Kasus Desa Bereng Jun, JPU Resmi Ajukan Banding

  • Whatsapp

ANALISAPUBLIK.COM | Palangka Raya – Usai sang Kades Bereng Jun, Kabupaten Gunung Mas (Gumas) Andreas dan direktur CV Srikandi, Rika resmi divonis majelis hakim. Ternyata Jaksa Penuntut Umum (JPU) Agus mengajukan upaya banding.

“Kita ajukan banding pada 7 Februari, karena vonisnya tidak sesuai dengan harapan kami,” kata Agus, Senin (17/2/2020).

Muat Lebih

Untuk terdakwa Andreas vonisnya dengan hukuman dua tahun dan enam bulan penjara serta membayar denda Rp 50 Juta subsidair tiga bulan. Tidak hanya itu saja, terdakwa harus membayar uang pengganti sebesar Rp 22,5 Juta subsidair 12 bulan kurungan penjara.

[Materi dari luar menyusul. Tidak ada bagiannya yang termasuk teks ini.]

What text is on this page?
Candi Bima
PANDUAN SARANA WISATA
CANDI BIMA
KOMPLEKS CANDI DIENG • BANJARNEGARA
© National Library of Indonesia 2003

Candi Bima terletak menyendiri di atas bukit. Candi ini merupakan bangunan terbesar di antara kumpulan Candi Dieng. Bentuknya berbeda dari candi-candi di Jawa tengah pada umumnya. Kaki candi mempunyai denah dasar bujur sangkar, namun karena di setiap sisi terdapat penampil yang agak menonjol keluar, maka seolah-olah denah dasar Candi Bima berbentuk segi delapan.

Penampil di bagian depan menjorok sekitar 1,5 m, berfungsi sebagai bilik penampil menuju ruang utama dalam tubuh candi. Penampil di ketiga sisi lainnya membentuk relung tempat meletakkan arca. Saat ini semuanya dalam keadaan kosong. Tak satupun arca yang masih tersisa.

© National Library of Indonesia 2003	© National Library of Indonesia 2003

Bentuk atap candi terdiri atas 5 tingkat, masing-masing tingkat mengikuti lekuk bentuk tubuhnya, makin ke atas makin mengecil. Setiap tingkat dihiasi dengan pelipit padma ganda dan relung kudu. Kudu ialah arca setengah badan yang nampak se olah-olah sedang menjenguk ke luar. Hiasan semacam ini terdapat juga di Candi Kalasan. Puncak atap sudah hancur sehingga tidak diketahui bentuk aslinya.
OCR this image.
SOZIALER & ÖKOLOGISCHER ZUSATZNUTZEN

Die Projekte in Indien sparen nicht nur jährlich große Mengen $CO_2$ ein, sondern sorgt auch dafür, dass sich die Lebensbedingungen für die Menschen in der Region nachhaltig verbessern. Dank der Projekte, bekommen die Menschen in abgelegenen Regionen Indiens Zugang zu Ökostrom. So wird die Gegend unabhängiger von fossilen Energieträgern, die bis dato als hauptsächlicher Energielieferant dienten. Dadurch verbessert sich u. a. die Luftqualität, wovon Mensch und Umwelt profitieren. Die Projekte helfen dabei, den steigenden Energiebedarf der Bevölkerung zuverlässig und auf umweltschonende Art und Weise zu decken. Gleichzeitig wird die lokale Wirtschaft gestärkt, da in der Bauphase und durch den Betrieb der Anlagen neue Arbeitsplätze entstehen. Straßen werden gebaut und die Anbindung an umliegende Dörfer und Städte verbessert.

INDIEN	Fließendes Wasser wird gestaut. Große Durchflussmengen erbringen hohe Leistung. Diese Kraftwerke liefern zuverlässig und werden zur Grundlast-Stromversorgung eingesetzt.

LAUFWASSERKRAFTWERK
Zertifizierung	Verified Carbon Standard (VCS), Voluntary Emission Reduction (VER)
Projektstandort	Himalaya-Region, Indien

Sedangkan Rika, divonis hukuman 18 bulan penjara, juga dibebankan kepada terdakwa dengan denda Rp 50 Juta subsidair satu bulan serta membayar uang pengganti sebanyak Rp 22 Juta subsidair satu bulan kurungan penjara.

Sekedar diketahui terdakwa Rika tidak sendiri yang terjerat kasus tersebut melainkan dengan Kepala Desa Bereng Jun Andreas Arpenodie periode Tahun 2016-2022. Atas perbuatan terdakwa, negara mengalami kerugian sebesar Rp. 212.641.129 dan ia pun terancam empat tahun penjara atas perbuatannya.

Perbuatan terdakwa melanggar pasal 2 ayat (1) Jo Pasal 18 ayat (1) huruf b, (2), (3) Undang-undang RI No. 31 tahun 1999 tentang tindak pidana korupsi sebagaimana telah diubah dengan Undang-Undang Nomor 20 tahun 2001 tentang Perubahan Atas Undang-Undang Nomor 31 tahun 1999 tentang pemberantasan Tindak Pidana Korupsi Jo. Pasal 55 ayat (1) ke- 1 KUHP.

(Sugian)


Loading...

Pos terkait

Loading...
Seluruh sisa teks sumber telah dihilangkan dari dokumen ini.